Coulter has too many flags
Target: Lab Manager, Technologists / The old technology story isn't working any more, so Abbott has changed tactics. Now they are attacking the flags on the HmX. The reality is that the CD3200 has a multitude of flags - both Suspect Parameter and Suspect Population Flags (see reference material - CD3200 flags). However, the flags show up in interesting places. For example, Platelet flags indicating interference either in the upper or lower threshold region (URI or LRI flags) tell the customer to Review stained smear. However, the flag will be displayed next to the MPV result, not next to the PLT result. Also, watch out for the DFLT flag - this flag will use a default value or threshold to determine the 5-part diff if the CD3200 cannot reliably discriminate between cell clusters.
Of course the CD 3200 performs retic counts.
Target: Lab Manager, Technologists / This is an interesting statement that has also recently surfaced. There have been several cases where the Abbott sales reps puts the burden of proof that the CD3200 doesn't do retics back on the Beckman Coulter sales rep. Review their literature - there is no place that documents that the CD3200 can run retics.

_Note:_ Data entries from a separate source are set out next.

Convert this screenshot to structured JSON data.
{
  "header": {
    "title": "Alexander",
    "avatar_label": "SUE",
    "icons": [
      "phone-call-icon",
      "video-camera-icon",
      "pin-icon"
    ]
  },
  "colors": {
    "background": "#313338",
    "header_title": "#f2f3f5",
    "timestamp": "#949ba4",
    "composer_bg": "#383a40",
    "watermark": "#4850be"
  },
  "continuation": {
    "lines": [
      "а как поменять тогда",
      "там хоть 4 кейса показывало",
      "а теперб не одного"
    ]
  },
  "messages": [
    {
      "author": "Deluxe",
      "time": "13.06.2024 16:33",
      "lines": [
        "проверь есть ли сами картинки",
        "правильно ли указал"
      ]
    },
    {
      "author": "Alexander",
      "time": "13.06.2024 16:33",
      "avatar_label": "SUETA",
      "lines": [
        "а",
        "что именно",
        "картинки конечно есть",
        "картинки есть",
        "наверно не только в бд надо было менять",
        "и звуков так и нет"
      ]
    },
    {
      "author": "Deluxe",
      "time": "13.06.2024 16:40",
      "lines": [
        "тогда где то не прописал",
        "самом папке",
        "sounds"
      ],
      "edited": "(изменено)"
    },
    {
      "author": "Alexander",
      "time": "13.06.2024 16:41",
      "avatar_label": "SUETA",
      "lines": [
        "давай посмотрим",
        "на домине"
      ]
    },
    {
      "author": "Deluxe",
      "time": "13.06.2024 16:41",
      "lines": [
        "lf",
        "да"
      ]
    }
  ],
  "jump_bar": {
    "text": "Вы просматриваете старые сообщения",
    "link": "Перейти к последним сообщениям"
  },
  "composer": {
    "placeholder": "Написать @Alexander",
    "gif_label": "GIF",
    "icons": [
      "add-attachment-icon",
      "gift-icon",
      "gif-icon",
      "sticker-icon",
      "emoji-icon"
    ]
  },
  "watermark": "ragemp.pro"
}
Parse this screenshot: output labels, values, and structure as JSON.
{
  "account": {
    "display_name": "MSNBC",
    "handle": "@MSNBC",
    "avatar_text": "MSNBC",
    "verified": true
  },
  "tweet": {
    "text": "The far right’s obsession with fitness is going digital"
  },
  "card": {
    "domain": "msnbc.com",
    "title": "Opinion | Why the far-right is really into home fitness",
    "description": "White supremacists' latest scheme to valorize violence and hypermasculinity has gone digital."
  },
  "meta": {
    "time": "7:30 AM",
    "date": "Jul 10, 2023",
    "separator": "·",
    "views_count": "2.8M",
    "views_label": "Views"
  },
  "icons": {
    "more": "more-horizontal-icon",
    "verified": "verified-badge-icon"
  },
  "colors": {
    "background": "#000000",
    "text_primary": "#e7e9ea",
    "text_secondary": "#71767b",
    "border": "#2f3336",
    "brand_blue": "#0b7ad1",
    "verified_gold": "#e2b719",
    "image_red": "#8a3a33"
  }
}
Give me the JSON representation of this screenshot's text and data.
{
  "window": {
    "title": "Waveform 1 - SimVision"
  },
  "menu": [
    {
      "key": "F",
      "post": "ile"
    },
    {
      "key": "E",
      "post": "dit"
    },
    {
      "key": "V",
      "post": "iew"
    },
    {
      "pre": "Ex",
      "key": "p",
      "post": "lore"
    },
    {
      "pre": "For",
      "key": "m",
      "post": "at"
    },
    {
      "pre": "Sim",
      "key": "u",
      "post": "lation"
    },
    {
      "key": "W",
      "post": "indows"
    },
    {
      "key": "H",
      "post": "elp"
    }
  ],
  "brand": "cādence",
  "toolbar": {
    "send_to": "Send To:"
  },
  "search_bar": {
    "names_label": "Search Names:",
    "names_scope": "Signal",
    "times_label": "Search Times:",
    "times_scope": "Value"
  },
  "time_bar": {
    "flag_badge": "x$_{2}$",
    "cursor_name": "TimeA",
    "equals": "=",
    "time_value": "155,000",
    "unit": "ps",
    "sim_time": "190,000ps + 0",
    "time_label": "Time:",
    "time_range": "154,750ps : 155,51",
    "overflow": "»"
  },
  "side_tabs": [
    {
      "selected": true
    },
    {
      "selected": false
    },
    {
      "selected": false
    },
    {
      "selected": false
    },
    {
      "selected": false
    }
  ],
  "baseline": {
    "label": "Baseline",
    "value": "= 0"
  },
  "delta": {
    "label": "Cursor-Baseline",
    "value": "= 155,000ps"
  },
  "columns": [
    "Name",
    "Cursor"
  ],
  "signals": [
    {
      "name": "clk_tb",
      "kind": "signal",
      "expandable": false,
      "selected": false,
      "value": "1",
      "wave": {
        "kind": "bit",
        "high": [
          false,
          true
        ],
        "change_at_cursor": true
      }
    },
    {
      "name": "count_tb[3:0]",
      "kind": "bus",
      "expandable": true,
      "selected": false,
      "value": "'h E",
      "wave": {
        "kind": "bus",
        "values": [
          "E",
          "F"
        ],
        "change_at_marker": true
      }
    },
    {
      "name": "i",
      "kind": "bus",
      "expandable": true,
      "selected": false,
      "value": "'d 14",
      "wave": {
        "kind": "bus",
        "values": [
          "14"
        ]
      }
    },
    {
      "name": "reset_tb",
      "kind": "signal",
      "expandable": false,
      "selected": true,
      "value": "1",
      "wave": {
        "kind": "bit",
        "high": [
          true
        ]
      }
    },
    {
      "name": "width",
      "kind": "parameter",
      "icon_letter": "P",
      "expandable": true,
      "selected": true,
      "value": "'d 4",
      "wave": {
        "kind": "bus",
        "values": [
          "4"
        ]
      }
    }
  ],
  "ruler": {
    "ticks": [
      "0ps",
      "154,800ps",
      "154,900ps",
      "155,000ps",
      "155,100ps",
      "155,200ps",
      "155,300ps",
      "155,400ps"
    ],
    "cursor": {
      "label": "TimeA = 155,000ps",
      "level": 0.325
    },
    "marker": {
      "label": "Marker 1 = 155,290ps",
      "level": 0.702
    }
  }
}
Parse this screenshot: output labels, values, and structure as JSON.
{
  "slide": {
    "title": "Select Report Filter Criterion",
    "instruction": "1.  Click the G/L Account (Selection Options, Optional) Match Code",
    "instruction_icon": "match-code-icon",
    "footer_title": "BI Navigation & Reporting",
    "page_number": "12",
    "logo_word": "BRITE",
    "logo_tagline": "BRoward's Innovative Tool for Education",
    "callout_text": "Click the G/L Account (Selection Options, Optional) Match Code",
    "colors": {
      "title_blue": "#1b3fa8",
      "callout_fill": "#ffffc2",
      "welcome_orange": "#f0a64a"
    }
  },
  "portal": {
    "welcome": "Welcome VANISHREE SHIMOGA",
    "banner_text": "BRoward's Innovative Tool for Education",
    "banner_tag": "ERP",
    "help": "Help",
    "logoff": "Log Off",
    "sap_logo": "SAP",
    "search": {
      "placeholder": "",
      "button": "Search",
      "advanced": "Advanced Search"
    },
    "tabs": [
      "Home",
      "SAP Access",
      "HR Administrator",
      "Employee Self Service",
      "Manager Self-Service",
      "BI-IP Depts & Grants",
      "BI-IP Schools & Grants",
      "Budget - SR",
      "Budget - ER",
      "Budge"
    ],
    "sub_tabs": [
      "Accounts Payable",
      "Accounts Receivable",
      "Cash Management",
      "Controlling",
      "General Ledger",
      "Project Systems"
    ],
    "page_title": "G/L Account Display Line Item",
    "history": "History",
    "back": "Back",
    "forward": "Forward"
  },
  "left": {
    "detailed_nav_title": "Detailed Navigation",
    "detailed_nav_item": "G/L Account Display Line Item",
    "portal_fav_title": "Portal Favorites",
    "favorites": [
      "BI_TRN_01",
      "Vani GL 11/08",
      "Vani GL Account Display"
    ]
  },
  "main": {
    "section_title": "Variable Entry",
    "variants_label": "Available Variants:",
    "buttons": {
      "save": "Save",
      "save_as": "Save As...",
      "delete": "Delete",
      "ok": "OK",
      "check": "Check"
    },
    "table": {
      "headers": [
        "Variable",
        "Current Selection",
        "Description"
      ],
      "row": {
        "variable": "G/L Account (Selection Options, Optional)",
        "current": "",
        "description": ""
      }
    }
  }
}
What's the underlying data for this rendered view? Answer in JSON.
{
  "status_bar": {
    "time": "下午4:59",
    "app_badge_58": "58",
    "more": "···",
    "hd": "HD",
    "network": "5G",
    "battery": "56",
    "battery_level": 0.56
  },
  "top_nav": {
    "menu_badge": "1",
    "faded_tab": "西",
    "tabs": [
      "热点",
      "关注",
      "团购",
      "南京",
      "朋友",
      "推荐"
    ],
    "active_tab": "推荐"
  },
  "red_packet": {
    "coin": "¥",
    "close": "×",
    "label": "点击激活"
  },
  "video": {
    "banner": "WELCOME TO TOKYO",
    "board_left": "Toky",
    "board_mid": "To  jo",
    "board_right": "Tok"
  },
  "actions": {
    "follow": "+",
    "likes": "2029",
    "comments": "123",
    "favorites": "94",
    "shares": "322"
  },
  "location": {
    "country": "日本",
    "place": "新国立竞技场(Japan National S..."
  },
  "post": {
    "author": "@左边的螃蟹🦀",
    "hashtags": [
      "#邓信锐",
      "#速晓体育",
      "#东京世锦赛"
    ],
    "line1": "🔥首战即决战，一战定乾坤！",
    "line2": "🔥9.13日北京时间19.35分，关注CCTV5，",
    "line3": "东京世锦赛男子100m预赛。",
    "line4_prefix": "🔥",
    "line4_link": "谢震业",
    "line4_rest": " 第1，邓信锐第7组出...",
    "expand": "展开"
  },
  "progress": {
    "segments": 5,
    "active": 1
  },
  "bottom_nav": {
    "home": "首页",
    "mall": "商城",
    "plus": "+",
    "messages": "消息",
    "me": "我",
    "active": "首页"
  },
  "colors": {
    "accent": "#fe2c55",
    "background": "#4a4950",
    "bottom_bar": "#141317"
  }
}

You only need 1 box of controls per month
Target: Lab Manager, COO / Most quotes from Abbott provide for only 1 box of controls per month. The control is packaged 12 x 3 mL. Controls should always be run in the same mode as the patient sample, typically the primary - or the closed vial mode. So if you have a CD3200, you would run the control in the closed vial mode. Abbott states the frequency of controls is 2 levels every 8 hours (see CAP Comparisons). The CD3200 sample loader requires 250 µL of sample and has a 1 mL dead volume. If you work the math, that means each bottle has a maximum of 8 aspirations (3 mL - 1 mL (dead volume) = 2 mL. 2 mL / 250 µL = 8) With 4 bottles of each level that means a maximum of 32 aspirations per level per pack a month. That's only enough to run each level 1x per day, not the two that is required.
The HmX is just another MAXM and if the MAXM is such a reliable instrument, why is it being discontinued.
Target: All / The MAXM is, by far, the most successful 5-part diff analyzer ever developed. Why was it so successful? Reliability, ease of use and quality of results to start. The HmX is a proud derivative of the MAXM, built upon that solid platform and made even better! Abbott is just trying to confuse the market once again with their lies, half truths and their lack of knowledge - the MAXM isn't being discontinued!!!